Time Series in the Age of Large Models

Workshop at the Conference on Neural Information Processing Systems (NeurIPS) 2024

The first NeurIPS workshop on Time Series in the Age of Large Models will be held at the Vancouver Convention Center on December 15, 2024. We look forward to welcoming you in Vancouver.

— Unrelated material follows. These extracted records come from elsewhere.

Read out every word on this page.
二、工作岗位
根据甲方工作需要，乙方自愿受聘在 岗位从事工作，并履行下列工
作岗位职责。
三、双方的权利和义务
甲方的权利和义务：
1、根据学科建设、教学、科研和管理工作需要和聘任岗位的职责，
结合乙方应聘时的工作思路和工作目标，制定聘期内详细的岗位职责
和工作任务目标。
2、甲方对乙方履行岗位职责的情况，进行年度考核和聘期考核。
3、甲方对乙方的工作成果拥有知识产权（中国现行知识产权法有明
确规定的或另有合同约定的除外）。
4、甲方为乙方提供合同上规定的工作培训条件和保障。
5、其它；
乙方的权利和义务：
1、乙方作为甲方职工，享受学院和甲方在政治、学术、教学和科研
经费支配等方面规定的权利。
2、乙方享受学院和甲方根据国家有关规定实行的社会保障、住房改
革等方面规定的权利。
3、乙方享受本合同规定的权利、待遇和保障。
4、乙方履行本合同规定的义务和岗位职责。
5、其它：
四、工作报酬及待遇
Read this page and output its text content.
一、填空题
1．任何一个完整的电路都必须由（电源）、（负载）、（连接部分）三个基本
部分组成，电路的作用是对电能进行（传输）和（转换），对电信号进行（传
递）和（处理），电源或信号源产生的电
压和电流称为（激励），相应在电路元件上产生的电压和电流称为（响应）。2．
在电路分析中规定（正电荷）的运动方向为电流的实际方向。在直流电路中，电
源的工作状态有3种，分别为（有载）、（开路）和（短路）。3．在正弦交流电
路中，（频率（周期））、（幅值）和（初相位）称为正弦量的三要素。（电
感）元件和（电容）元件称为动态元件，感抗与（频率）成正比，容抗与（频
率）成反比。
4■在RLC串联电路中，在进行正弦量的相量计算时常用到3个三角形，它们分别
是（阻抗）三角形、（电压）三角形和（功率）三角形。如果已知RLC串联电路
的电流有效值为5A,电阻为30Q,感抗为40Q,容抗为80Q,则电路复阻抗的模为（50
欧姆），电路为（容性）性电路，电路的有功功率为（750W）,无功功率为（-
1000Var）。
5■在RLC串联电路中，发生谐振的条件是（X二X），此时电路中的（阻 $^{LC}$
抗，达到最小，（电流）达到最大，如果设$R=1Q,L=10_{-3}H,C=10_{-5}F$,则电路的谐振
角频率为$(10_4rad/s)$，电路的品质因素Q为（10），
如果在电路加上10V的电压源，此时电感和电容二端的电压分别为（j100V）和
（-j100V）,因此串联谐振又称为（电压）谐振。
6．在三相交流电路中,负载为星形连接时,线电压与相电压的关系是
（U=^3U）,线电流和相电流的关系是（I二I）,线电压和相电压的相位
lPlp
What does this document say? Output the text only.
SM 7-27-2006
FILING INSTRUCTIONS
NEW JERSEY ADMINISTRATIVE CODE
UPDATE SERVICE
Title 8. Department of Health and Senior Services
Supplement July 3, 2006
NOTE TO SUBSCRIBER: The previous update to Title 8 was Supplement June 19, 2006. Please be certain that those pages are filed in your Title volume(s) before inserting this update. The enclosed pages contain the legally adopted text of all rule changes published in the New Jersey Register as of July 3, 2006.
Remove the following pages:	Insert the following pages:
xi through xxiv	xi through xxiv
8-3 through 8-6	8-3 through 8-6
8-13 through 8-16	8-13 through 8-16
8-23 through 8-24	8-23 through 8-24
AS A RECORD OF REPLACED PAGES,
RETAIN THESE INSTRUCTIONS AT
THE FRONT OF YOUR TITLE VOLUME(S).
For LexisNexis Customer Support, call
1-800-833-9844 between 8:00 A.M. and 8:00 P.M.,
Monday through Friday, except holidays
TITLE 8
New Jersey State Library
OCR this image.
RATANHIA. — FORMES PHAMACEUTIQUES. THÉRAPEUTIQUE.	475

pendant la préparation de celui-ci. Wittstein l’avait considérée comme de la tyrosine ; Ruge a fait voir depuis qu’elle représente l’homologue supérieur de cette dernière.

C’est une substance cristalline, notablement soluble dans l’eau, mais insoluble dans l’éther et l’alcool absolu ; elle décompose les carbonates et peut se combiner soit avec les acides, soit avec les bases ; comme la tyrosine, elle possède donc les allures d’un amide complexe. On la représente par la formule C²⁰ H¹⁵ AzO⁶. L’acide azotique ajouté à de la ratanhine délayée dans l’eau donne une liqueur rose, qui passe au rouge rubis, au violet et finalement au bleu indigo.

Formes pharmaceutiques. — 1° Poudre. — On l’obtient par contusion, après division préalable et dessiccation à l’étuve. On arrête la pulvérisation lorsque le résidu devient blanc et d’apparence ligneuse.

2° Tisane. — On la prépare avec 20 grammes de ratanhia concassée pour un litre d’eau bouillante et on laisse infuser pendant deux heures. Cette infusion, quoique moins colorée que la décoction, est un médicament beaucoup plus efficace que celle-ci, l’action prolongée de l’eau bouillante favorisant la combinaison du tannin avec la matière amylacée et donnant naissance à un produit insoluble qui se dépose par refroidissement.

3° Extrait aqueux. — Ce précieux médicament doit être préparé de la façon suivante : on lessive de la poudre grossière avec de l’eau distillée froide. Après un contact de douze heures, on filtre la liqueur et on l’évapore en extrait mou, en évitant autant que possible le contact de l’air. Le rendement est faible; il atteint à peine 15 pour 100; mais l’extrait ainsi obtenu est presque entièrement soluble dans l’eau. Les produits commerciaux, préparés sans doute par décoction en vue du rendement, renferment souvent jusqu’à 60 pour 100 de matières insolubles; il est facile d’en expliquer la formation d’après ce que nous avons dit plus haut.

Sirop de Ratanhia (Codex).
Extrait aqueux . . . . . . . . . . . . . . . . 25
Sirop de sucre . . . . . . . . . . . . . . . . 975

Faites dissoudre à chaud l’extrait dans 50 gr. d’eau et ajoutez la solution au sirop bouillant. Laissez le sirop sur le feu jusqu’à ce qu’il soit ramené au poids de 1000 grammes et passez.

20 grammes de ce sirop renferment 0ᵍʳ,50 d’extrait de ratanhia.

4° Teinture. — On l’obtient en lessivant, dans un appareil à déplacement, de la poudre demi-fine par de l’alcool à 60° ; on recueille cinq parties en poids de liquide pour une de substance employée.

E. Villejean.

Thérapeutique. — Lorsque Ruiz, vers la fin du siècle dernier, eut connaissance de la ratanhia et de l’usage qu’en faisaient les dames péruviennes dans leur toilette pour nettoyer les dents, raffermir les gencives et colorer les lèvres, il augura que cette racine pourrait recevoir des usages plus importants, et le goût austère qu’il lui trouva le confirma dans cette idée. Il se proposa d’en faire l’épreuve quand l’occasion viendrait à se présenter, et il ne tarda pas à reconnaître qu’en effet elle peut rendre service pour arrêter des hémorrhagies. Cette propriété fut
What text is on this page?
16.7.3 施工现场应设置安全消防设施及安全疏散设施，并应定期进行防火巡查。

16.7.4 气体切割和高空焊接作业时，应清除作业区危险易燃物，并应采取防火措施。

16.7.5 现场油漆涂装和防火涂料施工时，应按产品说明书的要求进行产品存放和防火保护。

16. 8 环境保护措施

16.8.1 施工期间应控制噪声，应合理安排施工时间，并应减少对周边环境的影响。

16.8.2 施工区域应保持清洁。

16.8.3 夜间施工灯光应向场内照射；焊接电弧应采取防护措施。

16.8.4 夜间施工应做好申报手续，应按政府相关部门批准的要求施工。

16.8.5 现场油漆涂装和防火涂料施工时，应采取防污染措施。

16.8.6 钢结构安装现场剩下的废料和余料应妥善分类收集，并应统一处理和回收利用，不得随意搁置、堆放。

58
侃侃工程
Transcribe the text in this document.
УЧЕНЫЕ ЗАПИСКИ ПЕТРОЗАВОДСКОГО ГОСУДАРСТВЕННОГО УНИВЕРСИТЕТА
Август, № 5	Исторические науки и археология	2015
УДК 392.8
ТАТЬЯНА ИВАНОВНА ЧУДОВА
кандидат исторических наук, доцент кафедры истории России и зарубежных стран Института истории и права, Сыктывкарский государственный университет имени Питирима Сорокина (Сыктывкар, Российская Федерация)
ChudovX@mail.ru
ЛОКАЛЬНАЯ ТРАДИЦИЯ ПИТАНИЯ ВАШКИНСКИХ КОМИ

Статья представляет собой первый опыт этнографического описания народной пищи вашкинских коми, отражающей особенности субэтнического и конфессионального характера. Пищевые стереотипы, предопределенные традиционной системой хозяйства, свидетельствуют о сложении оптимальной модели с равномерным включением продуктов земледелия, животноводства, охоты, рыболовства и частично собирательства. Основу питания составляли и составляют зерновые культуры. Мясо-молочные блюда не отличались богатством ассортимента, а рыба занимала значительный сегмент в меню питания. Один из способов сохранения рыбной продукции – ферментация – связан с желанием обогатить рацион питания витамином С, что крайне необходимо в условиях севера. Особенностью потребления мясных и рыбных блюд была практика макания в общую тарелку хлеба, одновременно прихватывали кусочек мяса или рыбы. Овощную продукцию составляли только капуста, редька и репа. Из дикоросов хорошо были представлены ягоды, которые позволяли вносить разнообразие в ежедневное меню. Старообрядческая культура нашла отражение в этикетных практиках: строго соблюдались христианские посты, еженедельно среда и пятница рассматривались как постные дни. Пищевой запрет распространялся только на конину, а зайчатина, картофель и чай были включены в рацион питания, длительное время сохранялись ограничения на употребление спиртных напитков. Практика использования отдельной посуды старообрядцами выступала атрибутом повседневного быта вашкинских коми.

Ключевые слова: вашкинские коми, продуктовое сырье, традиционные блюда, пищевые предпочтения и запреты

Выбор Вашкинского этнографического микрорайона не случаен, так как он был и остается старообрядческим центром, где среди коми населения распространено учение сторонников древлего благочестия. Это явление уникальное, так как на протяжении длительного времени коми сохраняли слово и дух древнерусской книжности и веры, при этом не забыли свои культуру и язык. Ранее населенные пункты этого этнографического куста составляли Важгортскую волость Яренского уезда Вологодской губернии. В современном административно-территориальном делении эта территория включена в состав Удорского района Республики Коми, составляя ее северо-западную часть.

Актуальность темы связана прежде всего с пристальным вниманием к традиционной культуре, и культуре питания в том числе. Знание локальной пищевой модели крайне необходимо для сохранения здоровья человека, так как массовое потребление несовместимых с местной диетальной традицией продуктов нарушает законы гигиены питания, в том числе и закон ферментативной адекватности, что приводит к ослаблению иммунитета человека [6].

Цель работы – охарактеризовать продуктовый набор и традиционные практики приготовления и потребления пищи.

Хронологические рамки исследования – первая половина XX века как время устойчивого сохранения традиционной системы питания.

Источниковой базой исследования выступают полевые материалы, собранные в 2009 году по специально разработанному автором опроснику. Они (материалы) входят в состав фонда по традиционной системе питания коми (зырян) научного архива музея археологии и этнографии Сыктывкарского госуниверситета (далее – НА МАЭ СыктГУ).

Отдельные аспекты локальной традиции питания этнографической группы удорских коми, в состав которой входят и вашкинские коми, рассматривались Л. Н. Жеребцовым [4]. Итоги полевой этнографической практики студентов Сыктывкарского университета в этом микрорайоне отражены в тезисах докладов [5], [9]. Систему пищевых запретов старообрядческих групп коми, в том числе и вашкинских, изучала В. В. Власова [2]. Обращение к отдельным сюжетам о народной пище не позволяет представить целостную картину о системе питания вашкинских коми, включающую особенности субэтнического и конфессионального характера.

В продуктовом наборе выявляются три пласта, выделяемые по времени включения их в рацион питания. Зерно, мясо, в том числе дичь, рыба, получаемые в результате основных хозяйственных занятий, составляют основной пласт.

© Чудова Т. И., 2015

The list of accepted papers is available here and the PDFs are available at the linked OpenReview pages.

Introduction

Foundation models have revolutionized the approach to building machine learning models in areas like natural language processing, where models are pretrained on large amounts of diverse data and then adapted for downstreams tasks, often in a zero-shot fashion. This approach has begun to gain traction in the time series community. Recent works have developed and open-sourced foundation models for time series tasks, particularly forecasting. Additionally, some studies have shown positive results by either leveraging pretrained models from other modalities, such as text, for time series tasks or enhancing time series analysis through exogenous information from other modalities. These advancements have opened new research directions and challenges related to the development, analysis, evaluation, and real-world applications of large models for time series tasks. This workshop aims to provide a forum for researchers and practitioners to understand the progress made and push the frontier of time series research in the era of large models.

The key topics of this workshop include, but are not limited to:

  • Building Time Series Foundation Models
  • Analysis of Pretrained Time Series Models
  • Critiques on Time Series Foundation Models
  • Faster and Better Inference Schemes for Autoregressive Time Series Models
  • Leveraging Pretrained Models of Other Modalities for Time Series
  • Multimodal Time Series Models
  • Large-Scale Time Series Datasets and Benchmarks
  • Time Series Evaluation
  • Real-World Applications of Large Time Series Models

Please see the Call for Papers for details.

Schedule

Sunday 15th December 2024, West Meeting Room 220-222, Vancouver Convention Center

Refer to the NeurIPS website for the detailed schedule.

Time (PST) Event    
08:15 - 08:25 🎤 Opening Remarks    
08:25 - 09:00 🎓 Invited Talk by Tomas Pfister
Multimodal Time Series Modeling
   
09:00 - 09:12 📢 Contributed Oral Talk
Partial Channel Dependence with Channel Masks for Time Series Foundation Model
   
09:12 - 09:17 💡 Contributed Spotlight Talk
Time Series under Temporal Label Noise
   
09:17 - 09:29 📢 Contributed Oral Talk
PaPaGei: Open Foundation Models for Optical Physiological Signals
   
09:29 - 09:34 💡 Contributed Spotlight Talk
TimeSeriesExam: A Time Series Understanding Exam
   
09:34 - 10:35 🖼️ Poster Session 1    
10:35 - 11:10 🎓 Invited Talk by Christoph Bergmeir
Fundamental limitations of foundational forecasting models: The need for multimodality and rigorous evaluation
   
11:10 - 11:15 💡 Contributed Spotlight Talk
TimePFN: Effective Multivariate Time Series Forecasting with Synthetic Data
   
11:15 - 11:50 🎓 Invited Talk by Valentina Zantedeschi
Beyond Forecasting: Intelligent Decision Support for Complex Systems
   
12:00 - 13:00 🥗 Lunch Break    
13:00 - 14:00 🖼️ Poster Session 2    
14:00 - 14:35 🎓 Invited Talk by Qingsong Wen
LLM and Foundation Models for Time Series Analysis
   
14:35 - 14:47 📢 Contributed Oral Talk
Towards Time-Series Reasoning with LLMs
   
14:47 - 14:53 💡 Contributed Spotlight Talk
Benchmarking out-of-the-box forecasters of varying scales in biology
   
14:53 - 15:30 Coffee Break    
15:30 - 15:42 📢 Contributed Oral Talk
Scaling-laws for Large Time-series Models
   
15:42 - 15:47 💡 Contributed Spotlight Talk
Towards Resolution-Aware Retrieval Augmented Zero-Shot Forecasting
   
15:47 - 16:22 🎓 Invited Talk by Mihaela van der Schaar
From Data to Discovery: LLM’s Role in Advancing Science
  Ÿ”—
16:22 - 16:34 📢 Contributed Oral Talk
Maven: A Multimodal Foundation Model for Supernova Science
   
16:34 - 16:39 💡 Contributed Spotlight Talk
Mamba4Cast: Efficient Zero-Shot Time Series Forecasting with State Space Models
   
16:39 - 17:14 🎓 Invited Talk by Andrew Gordon Wilson
Why Should We Develop Language Models for Time Series Forecasting?